The databases subsection is a list of database-specific parameters. local is the path to a local copy of the database (that will be fetched/generated if it does not already exist). name is the database name, for NCBI BLAST searches this must match nt and be a version 5 database to support the taxonomy-based filtering discussed above. source is either “ncbi” or “uniprot” and determines where the database files should be fetched from. tool is either “blast” for NCBI BLAST or “diamond” and type is “nucl” for nucleotide or “proc” for protein. The flexibility that this implies has not been tested recently so it is best to leave all but local unchanged.

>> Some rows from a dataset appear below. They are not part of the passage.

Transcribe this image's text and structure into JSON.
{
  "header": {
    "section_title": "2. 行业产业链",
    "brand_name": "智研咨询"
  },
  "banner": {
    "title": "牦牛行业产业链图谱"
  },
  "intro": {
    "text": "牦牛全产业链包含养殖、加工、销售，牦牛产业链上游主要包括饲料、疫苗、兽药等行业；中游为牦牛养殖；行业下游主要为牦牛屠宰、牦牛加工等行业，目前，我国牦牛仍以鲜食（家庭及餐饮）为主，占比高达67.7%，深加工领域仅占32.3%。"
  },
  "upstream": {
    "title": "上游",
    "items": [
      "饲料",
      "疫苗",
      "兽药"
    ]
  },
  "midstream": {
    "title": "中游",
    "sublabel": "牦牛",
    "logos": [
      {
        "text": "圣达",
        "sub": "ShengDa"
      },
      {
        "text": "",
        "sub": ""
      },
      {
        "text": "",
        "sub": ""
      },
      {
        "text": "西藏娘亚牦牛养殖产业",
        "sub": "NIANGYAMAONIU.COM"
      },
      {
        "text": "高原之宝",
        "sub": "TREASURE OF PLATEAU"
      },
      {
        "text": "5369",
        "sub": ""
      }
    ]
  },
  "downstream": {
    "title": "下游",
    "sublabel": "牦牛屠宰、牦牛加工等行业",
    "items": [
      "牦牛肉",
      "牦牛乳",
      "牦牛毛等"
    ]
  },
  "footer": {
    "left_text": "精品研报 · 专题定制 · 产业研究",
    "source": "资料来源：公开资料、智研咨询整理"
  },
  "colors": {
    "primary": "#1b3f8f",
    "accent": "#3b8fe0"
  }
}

The taxrule specifies which BlobTools2 taxrule should be used to assign taxonomic labels to the assembly scaffolds. In practice, this should always be set to “bestsumorder” as Diamond searches are only performed for scaffolds with no NCBI BLAST hits.

`taxon`

taxon:
  taxid: 7291
  name: Drosophila albomicans

The taxon section should contain a NCBI taxid to allow full taxonomic information to be added to the dataset metadata. The taxon name should be the species, subspecies or strain name, as appropriate.

`keep_intermediates`

keep_intermediates: true

keep_intermediates is a flag that should be set to “true” if you wish to keep all intermediate files generated by the pipeline. When running the pipeline on public assemblies we set this flag to “false” so some large files are discarded once they have been used. For local assemblies, these files (e.g. read-alignment BAM files) are likely to be useful for further analyses.